Physicians would get Medicare fee increases for the next two years but may have to switch to electronic prescriptions by as early as 2006 in the House version of the Medicare prescription drug bill, lobbyists for physicians and practices say.
These changes could all be finalized and signed into law in a matter of weeks, they add, because President Bush is asking Congress to pass a prescription-drug benefit by its July 4 recess.
Physicians interests are cheering the House version's proposed fee fix, which would replace an expected 4.2% cut in physician pay for 2004 and an unknown cut for 2005 with increases of at least 1.5% for both years.
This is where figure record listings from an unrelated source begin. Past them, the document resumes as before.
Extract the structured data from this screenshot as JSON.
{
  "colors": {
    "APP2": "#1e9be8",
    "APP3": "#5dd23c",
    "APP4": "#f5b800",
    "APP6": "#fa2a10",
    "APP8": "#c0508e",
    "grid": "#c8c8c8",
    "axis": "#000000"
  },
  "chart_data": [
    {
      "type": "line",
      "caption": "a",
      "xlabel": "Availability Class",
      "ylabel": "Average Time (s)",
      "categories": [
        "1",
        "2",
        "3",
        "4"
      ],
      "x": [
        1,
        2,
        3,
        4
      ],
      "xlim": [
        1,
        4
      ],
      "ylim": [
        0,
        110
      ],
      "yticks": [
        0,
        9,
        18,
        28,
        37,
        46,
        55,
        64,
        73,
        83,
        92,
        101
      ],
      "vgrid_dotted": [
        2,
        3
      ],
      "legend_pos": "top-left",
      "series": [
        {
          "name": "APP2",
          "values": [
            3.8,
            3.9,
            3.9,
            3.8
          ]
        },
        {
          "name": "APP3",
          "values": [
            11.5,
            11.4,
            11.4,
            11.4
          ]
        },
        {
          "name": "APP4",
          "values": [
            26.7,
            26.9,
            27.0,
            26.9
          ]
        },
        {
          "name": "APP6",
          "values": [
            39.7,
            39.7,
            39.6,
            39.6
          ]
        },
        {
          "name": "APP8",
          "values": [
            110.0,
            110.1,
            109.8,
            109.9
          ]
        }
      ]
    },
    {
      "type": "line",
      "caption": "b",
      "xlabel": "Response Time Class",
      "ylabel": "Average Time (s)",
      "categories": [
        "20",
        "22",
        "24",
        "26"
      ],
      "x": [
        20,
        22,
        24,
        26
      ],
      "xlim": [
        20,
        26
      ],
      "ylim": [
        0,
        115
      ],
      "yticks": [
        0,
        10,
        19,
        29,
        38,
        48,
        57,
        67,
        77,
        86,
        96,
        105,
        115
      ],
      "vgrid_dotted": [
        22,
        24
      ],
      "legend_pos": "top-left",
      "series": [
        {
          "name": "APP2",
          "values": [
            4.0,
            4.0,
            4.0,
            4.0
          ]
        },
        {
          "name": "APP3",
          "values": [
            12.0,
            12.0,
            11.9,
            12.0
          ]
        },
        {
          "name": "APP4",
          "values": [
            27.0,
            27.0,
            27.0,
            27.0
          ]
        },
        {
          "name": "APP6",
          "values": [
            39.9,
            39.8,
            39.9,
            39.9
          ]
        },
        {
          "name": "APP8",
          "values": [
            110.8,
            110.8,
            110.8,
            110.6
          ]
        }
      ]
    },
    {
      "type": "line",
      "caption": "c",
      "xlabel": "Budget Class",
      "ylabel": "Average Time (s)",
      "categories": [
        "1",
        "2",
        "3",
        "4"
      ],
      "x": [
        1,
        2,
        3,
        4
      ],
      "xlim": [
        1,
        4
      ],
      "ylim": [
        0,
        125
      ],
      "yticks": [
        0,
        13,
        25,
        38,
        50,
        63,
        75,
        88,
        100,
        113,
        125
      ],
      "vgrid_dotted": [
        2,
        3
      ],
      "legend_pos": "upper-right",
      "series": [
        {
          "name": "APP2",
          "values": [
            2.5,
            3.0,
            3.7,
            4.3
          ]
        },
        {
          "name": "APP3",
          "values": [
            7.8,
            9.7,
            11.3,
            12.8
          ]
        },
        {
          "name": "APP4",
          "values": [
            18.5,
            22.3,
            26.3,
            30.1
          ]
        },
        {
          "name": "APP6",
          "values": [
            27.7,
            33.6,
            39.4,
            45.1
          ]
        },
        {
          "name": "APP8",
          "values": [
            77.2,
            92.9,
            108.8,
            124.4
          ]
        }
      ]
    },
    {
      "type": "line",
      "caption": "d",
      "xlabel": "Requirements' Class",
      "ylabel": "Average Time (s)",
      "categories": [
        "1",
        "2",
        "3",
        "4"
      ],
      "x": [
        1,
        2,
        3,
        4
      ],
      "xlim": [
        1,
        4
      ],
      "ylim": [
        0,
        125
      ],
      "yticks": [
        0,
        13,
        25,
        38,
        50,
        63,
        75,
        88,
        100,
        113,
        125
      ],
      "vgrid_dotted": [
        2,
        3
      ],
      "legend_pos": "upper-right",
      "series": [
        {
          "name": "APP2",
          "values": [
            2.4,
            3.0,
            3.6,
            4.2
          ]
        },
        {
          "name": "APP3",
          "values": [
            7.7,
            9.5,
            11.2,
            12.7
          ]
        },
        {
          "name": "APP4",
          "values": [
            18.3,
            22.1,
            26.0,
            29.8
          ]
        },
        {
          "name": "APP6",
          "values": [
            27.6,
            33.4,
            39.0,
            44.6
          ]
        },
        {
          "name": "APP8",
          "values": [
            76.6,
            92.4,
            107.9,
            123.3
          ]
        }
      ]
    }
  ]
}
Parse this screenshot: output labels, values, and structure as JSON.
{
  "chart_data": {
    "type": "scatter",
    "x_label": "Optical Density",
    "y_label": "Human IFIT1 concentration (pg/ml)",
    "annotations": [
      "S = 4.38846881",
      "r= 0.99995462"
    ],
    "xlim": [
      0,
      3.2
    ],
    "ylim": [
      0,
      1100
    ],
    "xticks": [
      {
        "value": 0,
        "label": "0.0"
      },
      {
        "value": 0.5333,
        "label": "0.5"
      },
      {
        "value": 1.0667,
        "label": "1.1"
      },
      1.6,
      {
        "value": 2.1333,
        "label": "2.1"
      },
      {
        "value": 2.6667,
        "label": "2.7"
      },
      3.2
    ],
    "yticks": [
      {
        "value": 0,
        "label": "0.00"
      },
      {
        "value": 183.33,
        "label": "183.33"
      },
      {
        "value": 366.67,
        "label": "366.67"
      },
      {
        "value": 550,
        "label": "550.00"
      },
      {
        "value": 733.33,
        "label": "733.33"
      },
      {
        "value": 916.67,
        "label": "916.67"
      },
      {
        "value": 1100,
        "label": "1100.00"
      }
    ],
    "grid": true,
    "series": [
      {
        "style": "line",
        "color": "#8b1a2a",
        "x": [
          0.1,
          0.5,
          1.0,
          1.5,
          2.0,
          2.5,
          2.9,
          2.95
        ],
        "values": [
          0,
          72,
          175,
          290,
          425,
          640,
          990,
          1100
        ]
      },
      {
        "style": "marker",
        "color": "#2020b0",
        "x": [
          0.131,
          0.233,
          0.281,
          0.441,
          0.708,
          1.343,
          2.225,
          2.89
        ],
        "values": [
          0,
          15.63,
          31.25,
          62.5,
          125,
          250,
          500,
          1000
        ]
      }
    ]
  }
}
But lobbyists say the House bill's deadline for e-prescribing standards, which they understood to be 2006, would come too soon.
"Switching over to electronic prescribing is a good thing, but to expect physicians to do so in a little over three years is just not realistic," says Robert Doherty, senior vice president for governmental affairs and public policy at the Philadelphia-based American College of Physicians.
"The vast majority of physicians are not prepared to do electronic prescribing now," he says.
According to the text of the Medicare bill, HHS would create standards for e-precribing by 2006, but the bill does not mention when the standards would go into effect.
By the end of the week, the House Ways and Means Committee and the Energy and Commerce committees will have finalized their versions of the bill, and any differences would then be ironed out in conference before the bill goes to the House floor, says Paul Speidell, a lobbyist in MGMA's Washington office.
The Senate version of the Medicare prescription drug bill, a bipartisan document passed by the Senate Finance Committee last Thursday, does not contain the fee fix or e-prescribing deadline. But the Senate bill does contain a last-minute amendment to restrict physician investment in specialty hospitals, which is worrying lobbyists for specialty hospitals.
The new provision would amend the Stark law, which bars doctors from referring Medicare patients to health facilities in which they have an ownership stake. Specifically, it would narrow an exception in the Stark law for physicians who have a stake in a "whole hospital," and not just a hospital department.
The exclusion would no longer be applied to "those circumstances in which a physician's ownership interest is in a hospital that primarily or exclusively is devoted to cardiac, orthopedic, surgical, or other specialties designated by HHS regulation as inconsistent with the original intent of the law," the finance committee states.
Meanwhile, physicians' groups are more interested in the provisions in the House bill.
In a in a letter on the House bill to Ways and Means Chairman Bill Thomas (R-Calif.), dated Monday, the ACP praises the fee fix but voices concerns about the e-prescribing deadline and a provision that would go beyond the fee fix and change the formula to calculate physicians fees.
To avoid dramatic changes in physician fees, the bill would require that the sustainable growth rate, which is used to calculate fees, be based on a 10-year rolling average of changes in per-capita gross domestic product.
Although the ACP, the AMA and other physicians' organizations have been urging a change in the formula, Doherty says the change does not go far enough. He says the government should remove the GDP from the formula and mitigate the impact of Medicare coverage for new drugs and procedures on the formula.
But Doherty adds that Congress will have time to consider more changes in the formula if the two-year fee fix is passed.
"That (fee fix) gives us two years' respite," he says. "During that period of time, we're going to have to work with the House and Senate to make revisions of the formula."